Wyoming etym
Frank Abate
abatefr at EARTHLINK.NET
Tue Dec 5 18:08:24 UTC 2000
Further on the following, adding to what Don Lance has posted:
"I read somewhere once that Wyoming migrated to the state name from a
valley in Pennsylvania. I also remember an elegantly bound book of
poetry my grandparents had, which contained a long poem entitled
_Gertrude of Wyoming_ (the poet I don't completely remember; I think it
was a certain Campbell: a FAST search says it's Thomas Campbell,
apparently a Scot, which moves the toponym further east). No, I am not
making this up. The title was deliciously funny, but the poem was a
total bore, and I remember nothing whatsoever of it."
--
***************
As Don said, the above is basically right. In Kelsie Harder's "Illustrated Dictionary of Place Names: United States and Canada (1976), he says:
"From Delaware Indian _maughwauwame_ "large meadows," applied to a valley in NE Pa.

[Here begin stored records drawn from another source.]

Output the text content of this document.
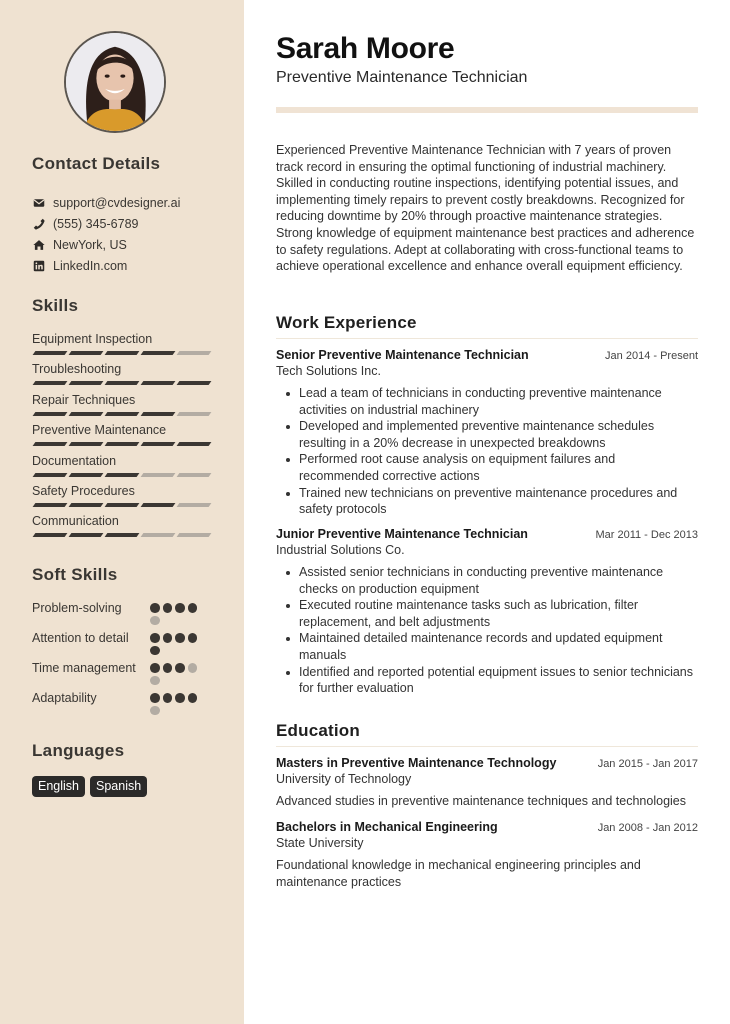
Contact Details
support@cvdesigner.ai
(555) 345-6789
NewYork, US
LinkedIn.com
Skills
Equipment Inspection
Troubleshooting
Repair Techniques
Preventive Maintenance
Documentation
Safety Procedures
Communication
Soft Skills
Problem-solving
Attention to detail
Time management
Adaptability
Languages
English	Spanish
Sarah Moore
Preventive Maintenance Technician

Experienced Preventive Maintenance Technician with 7 years of proven track record in ensuring the optimal functioning of industrial machinery. Skilled in conducting routine inspections, identifying potential issues, and implementing timely repairs to prevent costly breakdowns. Recognized for reducing downtime by 20% through proactive maintenance strategies. Strong knowledge of equipment maintenance best practices and adherence to safety regulations. Adept at collaborating with cross-functional teams to achieve operational excellence and enhance overall equipment efficiency.

Work Experience
Senior Preventive Maintenance Technician	Jan 2014 - Present
Tech Solutions Inc.
Lead a team of technicians in conducting preventive maintenance activities on industrial machinery
Developed and implemented preventive maintenance schedules resulting in a 20% decrease in unexpected breakdowns
Performed root cause analysis on equipment failures and recommended corrective actions
Trained new technicians on preventive maintenance procedures and safety protocols
Junior Preventive Maintenance Technician	Mar 2011 - Dec 2013
Industrial Solutions Co.
Assisted senior technicians in conducting preventive maintenance checks on production equipment
Executed routine maintenance tasks such as lubrication, filter replacement, and belt adjustments
Maintained detailed maintenance records and updated equipment manuals
Identified and reported potential equipment issues to senior technicians for further evaluation
Education
Masters in Preventive Maintenance Technology	Jan 2015 - Jan 2017
University of Technology
Advanced studies in preventive maintenance techniques and technologies
Bachelors in Mechanical Engineering	Jan 2008 - Jan 2012
State University
Foundational knowledge in mechanical engineering principles and maintenance practices
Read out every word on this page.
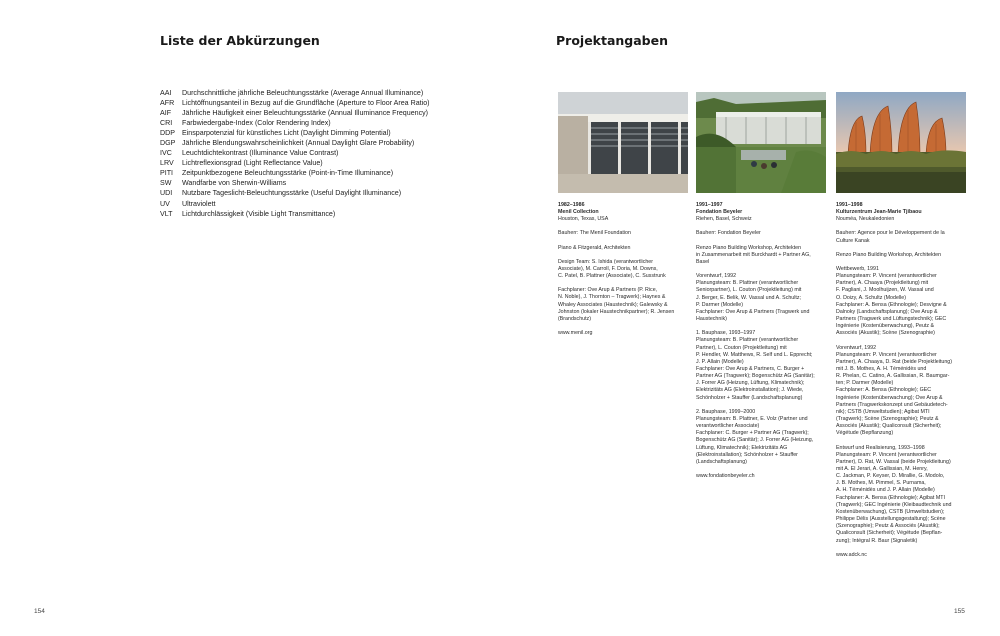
Liste der Abkürzungen
AAI	Durchschnittliche jährliche Beleuchtungsstärke (Average Annual Illuminance)
AFR	Lichtöffnungsanteil in Bezug auf die Grundfläche (Aperture to Floor Area Ratio)
AIF	Jährliche Häufigkeit einer Beleuchtungsstärke (Annual Illuminance Frequency)
CRI	Farbwiedergabe-Index (Color Rendering Index)
DDP Einsparpotenzial für künstliches Licht (Daylight Dimming Potential)
DGP Jährliche Blendungswahrscheinlichkeit (Annual Daylight Glare Probability)
IVC	Leuchtdichtekontrast (Illuminance Value Contrast)
LRV	Lichtreflexionsgrad (Light Reflectance Value)
PITI	Zeitpunktbezogene Beleuchtungsstärke (Point-in-Time Illuminance)
SW	Wandfarbe von Sherwin-Williams
UDI	Nutzbare Tageslicht-Beleuchtungsstärke (Useful Daylight Illuminance)
UV	Ultraviolett
VLT	Lichtdurchlässigkeit (Visible Light Transmittance)
154
Projektangaben
1982–1986
Menil Collection
Houston, Texas, USA
Bauherr: The Menil Foundation
Piano & Fitzgerald, Architekten
Design Team: S. Ishida (verantwortlicher
Associate), M. Carroll, F. Doria, M. Downs,
C. Patel, B. Plattner (Associate), C. Susstrunk
Fachplaner: Ove Arup & Partners (P. Rice,
N. Noble), J. Thornton – Tragwerk); Haynes &
Whaley Associates (Haustechnik); Galewsky &
Johnston (lokaler Haustechnikpartner); R. Jensen
(Brandschutz)
www.menil.org
1991–1997
Fondation Beyeler
Riehen, Basel, Schweiz
Bauherr: Fondation Beyeler
Renzo Piano Building Workshop, Architekten
in Zusammenarbeit mit Burckhardt + Partner AG,
Basel
Vorentwurf, 1992
Planungsteam: B. Plattner (verantwortlicher
Seniorpartner), L. Couton (Projektleitung) mit
J. Berger, E. Belik, W. Vassal und A. Schultz;
P. Darmer (Modelle)
Fachplaner: Ove Arup & Partners (Tragwerk und
Haustechnik)
1. Bauphase, 1993–1997
Planungsteam: B. Plattner (verantwortlicher
Partner), L. Couton (Projektleitung) mit
P. Hendler, W. Matthews, R. Self und L. Epprecht;
J. P. Allain (Modelle)
Fachplaner: Ove Arup & Partners, C. Burger +
Partner AG (Tragwerk); Bogenschütz AG (Sanitär);
J. Forrer AG (Heizung, Lüftung, Klimatechnik);
Elektrizitäts AG (Elektroinstallation); J. Wiede,
Schönholzer + Stauffer (Landschaftsplanung)
2. Bauphase, 1999–2000
Planungsteam: B. Plattner, E. Volz (Partner und
verantwortlicher Associate)
Fachplaner: C. Burger + Partner AG (Tragwerk);
Bogenschütz AG (Sanitär); J. Forrer AG (Heizung,
Lüftung, Klimatechnik); Elektrizitäts AG
(Elektroinstallation); Schönholzer + Stauffer
(Landschaftsplanung)
www.fondationbeyeler.ch
1991–1998
Kulturzentrum Jean-Marie Tjibaou
Nouméa, Neukaledonien
Bauherr: Agence pour le Développement de la
Culture Kanak
Renzo Piano Building Workshop, Architekten
Wettbewerb, 1991
Planungsteam: P. Vincent (verantwortlicher
Partner), A. Chaaya (Projektleitung) mit
F. Pagliani, J. Moolhuijzen, W. Vassal und
O. Doizy, A. Schultz (Modelle)
Fachplaner: A. Bensa (Ethnologie); Desvigne &
Dalnoky (Landschaftsplanung); Ove Arup &
Partners (Tragwerk und Lüftungstechnik); GEC
Ingénierie (Kostenüberwachung), Peutz &
Associés (Akustik); Scène (Szenographie)
Vorentwurf, 1992
Planungsteam: P. Vincent (verantwortlicher
Partner), A. Chaaya, D. Rat (beide Projektleitung)
mit J. B. Mothes, A. H. Téménidès und
R. Phelan, C. Catino, A. Gallissian, R. Baumgar-
ten; P. Darmer (Modelle)
Fachplaner: A. Bensa (Ethnologie); GEC
Ingénierie (Kostenüberwachung); Ove Arup &
Partners (Tragwerkskonzept und Gebäudetech-
nik); CSTB (Umweltstudien); Agibat MTI
(Tragwerk); Scène (Szenographie); Peutz &
Associés (Akustik); Qualiconsult (Sicherheit);
Végétude (Bepflanzung)
Entwurf und Realisierung, 1993–1998
Planungsteam: P. Vincent (verantwortlicher
Partner), D. Rat, W. Vassal (beide Projektleitung)
mit A. El Jerari, A. Gallissian, M. Henry,
C. Jackman, P. Keyser, D. Mirallie, G. Modolo,
J. B. Mothes, M. Pimmel, S. Purnama,
A. H. Téménidès und J. P. Allain (Modelle)
Fachplaner: A. Bensa (Ethnologie); Agibat MTI
(Tragwerk); GEC Ingénierie (Kleibaudtechnik und
Kostenüberwachung), CSTB (Umweltstudien);
Philippe Délis (Ausstellungsgestaltung); Scène
(Szenographie); Peutz & Associés (Akustik);
Qualiconsult (Sicherheit); Végétude (Bepflan-
zung); Intégral R. Baur (Signaletik)
www.adck.nc
155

The narrative poem "Gertrude of Wyoming" (1809) by the British poet Thomas Campbell (1777-1844), concerning an Indian attack on the Wyoming Valley, became extremely popular and led to the use of the name in various localities. . . . When the Wyoming Territory was organized in 1868 from a portion of the old Nebraska Territory, the name _Wyoming_, suggested by Rep. James M.Ashley of Ohio, was chosen over _Cheyenne_.
The valley is the "original" Wyoming. All other uses derive from that, with help from the poem.